Based upon the foregoing, claimant's motion (M-93297) is DENIED without prejudice to renewing his application at trial.
March 27, 2019
Albany, New York
JUDITH A. HARD
Judge of the Court of Claims
1. Notice of Motion, dated December 31, 2018; and Attorney Affirmation. affirmed by Sameer Chopra, Esq. on December 31, 2018, with Exhibits A through V annexed thereto.
2. Affirmation in Opposition, affirmed by Edward J. Curtis, Jr., AAG on January 9, 2019, with Exhibits A through E annexed thereto.
1. The Court acknowledges that claimant has submitted a "sworn statement" from the infant claimant (Chopra Aff. Exh. V). However, defendant challenges the infant claimant's testimonial capacity, which is an issue that cannot be decided on the instant motion (see Carrasquillo ex rel.
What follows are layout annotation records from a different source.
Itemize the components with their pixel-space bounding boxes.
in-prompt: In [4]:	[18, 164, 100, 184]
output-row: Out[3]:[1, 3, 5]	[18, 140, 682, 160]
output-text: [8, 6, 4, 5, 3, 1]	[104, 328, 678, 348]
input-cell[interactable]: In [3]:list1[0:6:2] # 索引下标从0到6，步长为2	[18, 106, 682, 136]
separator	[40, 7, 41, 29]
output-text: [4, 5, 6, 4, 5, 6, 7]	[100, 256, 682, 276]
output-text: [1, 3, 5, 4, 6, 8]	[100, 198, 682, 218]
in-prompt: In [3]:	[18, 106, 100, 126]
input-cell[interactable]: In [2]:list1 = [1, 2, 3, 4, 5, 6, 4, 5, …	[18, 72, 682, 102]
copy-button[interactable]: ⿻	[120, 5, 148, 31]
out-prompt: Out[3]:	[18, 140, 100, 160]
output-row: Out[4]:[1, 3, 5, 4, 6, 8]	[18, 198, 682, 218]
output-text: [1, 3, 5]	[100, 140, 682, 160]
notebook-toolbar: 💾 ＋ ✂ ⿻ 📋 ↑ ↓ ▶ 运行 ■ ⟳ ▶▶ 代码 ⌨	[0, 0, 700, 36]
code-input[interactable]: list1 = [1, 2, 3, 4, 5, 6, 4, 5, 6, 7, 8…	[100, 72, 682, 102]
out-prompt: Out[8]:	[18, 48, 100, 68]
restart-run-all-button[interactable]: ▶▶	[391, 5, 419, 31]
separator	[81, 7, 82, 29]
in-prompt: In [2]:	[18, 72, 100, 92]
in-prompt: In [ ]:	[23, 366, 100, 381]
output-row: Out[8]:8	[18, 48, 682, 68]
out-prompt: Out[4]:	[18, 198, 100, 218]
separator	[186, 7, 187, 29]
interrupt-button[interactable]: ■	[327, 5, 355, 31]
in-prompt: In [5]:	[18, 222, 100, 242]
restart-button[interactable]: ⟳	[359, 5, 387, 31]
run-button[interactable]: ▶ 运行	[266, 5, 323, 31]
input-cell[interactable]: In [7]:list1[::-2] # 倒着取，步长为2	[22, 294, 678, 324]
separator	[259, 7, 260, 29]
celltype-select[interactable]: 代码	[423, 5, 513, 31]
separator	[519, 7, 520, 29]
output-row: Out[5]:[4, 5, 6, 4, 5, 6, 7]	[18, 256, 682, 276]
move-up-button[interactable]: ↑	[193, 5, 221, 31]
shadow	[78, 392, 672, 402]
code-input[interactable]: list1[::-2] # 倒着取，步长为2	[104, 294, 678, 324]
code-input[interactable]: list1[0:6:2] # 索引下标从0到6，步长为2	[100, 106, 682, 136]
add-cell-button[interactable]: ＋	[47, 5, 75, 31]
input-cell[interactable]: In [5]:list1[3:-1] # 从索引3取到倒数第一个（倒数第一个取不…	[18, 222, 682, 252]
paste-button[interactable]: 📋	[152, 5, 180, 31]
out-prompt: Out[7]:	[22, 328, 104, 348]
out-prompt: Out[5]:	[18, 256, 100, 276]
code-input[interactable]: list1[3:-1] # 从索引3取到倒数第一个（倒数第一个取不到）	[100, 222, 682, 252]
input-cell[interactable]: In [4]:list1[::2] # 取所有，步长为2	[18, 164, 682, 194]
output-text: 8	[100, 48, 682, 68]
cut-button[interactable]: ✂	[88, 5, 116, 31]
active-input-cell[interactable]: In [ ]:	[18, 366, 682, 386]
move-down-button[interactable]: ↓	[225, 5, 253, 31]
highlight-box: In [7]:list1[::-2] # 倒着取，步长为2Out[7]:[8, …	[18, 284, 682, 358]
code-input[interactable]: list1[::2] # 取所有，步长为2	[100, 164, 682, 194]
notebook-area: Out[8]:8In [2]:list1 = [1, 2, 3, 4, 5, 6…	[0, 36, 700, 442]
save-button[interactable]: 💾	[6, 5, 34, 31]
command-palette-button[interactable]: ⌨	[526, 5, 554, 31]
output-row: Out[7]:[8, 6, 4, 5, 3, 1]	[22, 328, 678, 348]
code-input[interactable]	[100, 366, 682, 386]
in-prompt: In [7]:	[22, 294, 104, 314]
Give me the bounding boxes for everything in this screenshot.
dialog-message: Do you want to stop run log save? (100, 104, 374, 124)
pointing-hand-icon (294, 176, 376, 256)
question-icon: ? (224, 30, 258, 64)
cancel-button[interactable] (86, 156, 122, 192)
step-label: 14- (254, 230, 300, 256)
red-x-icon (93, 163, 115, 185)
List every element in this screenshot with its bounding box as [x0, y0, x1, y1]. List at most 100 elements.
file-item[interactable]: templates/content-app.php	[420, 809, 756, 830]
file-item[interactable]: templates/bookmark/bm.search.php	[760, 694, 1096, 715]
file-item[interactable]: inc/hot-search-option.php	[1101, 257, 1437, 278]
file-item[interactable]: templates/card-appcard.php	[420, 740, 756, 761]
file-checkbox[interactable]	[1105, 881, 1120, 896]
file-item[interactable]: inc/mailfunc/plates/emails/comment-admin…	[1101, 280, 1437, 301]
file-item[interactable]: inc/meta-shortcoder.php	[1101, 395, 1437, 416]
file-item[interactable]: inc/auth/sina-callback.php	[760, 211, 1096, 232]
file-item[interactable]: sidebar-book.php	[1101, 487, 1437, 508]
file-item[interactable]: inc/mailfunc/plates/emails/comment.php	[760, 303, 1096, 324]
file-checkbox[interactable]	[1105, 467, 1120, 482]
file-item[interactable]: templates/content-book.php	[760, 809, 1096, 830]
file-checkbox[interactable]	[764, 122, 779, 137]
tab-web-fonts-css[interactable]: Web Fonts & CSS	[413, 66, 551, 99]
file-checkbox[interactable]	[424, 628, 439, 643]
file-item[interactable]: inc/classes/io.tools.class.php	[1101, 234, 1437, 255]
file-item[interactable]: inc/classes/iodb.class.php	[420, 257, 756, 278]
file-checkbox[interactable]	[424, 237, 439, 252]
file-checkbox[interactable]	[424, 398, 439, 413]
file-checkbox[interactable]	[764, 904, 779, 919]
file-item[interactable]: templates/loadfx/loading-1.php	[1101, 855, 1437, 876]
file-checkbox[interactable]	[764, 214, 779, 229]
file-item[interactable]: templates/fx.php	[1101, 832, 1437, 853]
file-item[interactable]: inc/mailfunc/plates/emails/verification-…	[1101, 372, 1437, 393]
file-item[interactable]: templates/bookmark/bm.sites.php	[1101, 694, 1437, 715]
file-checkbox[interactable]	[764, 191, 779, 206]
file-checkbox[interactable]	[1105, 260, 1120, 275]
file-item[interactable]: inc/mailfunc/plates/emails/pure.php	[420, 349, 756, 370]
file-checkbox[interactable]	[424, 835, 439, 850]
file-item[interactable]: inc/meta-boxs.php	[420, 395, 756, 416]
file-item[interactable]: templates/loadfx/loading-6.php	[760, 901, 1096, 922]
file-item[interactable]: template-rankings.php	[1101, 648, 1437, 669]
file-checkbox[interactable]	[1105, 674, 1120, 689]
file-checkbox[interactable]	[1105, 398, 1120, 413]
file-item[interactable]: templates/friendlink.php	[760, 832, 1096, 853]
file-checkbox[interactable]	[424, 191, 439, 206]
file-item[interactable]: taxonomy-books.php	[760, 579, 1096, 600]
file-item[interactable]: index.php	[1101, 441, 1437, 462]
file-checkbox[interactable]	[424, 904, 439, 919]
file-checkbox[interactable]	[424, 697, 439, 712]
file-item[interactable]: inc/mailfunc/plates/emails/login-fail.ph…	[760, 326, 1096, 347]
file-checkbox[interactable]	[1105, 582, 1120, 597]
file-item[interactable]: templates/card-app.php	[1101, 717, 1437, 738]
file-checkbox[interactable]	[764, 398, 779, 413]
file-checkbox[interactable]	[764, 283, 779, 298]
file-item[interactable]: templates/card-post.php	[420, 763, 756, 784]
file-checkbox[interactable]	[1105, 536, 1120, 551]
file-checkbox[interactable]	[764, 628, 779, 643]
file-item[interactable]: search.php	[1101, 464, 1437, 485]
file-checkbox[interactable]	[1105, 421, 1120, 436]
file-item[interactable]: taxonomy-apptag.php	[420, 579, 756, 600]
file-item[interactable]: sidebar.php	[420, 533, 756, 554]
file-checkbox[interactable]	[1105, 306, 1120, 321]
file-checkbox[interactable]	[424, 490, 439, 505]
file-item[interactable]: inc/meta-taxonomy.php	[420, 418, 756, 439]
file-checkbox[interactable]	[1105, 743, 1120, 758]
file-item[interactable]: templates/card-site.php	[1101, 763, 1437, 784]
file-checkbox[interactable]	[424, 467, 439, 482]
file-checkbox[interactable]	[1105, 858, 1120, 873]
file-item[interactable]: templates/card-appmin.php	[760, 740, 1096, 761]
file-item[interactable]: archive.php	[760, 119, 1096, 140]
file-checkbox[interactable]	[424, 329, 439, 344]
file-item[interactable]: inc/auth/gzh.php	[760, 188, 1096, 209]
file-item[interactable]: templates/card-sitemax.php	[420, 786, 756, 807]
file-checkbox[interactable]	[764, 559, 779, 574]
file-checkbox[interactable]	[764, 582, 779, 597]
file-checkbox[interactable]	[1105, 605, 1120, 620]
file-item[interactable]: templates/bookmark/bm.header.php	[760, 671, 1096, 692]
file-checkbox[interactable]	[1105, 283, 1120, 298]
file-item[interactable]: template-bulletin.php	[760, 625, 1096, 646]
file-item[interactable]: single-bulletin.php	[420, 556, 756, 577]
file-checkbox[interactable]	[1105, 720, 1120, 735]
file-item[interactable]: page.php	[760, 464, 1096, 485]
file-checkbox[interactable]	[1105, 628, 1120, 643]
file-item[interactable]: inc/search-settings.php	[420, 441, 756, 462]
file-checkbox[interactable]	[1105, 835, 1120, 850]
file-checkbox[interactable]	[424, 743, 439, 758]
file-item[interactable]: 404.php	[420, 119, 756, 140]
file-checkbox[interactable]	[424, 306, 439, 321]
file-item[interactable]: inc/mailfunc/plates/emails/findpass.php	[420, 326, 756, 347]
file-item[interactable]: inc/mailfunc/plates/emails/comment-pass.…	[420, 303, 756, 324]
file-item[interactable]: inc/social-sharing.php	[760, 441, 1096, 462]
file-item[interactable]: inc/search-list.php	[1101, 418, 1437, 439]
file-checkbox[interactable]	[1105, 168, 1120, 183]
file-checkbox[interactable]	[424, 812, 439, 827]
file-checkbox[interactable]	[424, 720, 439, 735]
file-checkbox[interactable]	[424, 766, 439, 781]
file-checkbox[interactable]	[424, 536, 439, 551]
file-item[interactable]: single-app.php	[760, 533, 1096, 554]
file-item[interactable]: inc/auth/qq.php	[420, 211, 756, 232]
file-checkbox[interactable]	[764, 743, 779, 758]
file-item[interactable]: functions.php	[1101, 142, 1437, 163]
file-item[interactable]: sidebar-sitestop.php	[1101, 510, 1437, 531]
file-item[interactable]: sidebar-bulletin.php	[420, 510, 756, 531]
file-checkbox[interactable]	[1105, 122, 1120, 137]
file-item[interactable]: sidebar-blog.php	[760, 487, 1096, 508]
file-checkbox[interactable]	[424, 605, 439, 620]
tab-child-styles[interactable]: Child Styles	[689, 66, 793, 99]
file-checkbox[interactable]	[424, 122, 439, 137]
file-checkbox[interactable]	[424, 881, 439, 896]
Carrasquillo v City of New York, 22 Misc 3d 171, 172 [Sup Ct, Kings County 2008] ["To overcome the rebuttable presumption of incompetence to testify under oath, an infant must demonstrate sufficient intelligence and capacity to justify reception of his testimony and have some conception of obligations of an oath and consequences of giving false testimony."]; see also Strickland ex rel. Strickland v Police Athletic League, Inc., 22 Misc 3d 1107[A], 2009 NY Slip Op 50067[U], *2 [Sup Ct, Kings County 2009] [finding that an eight year old plaintiff did not demonstrate testimonial capacity prior to the taking of his deposition]).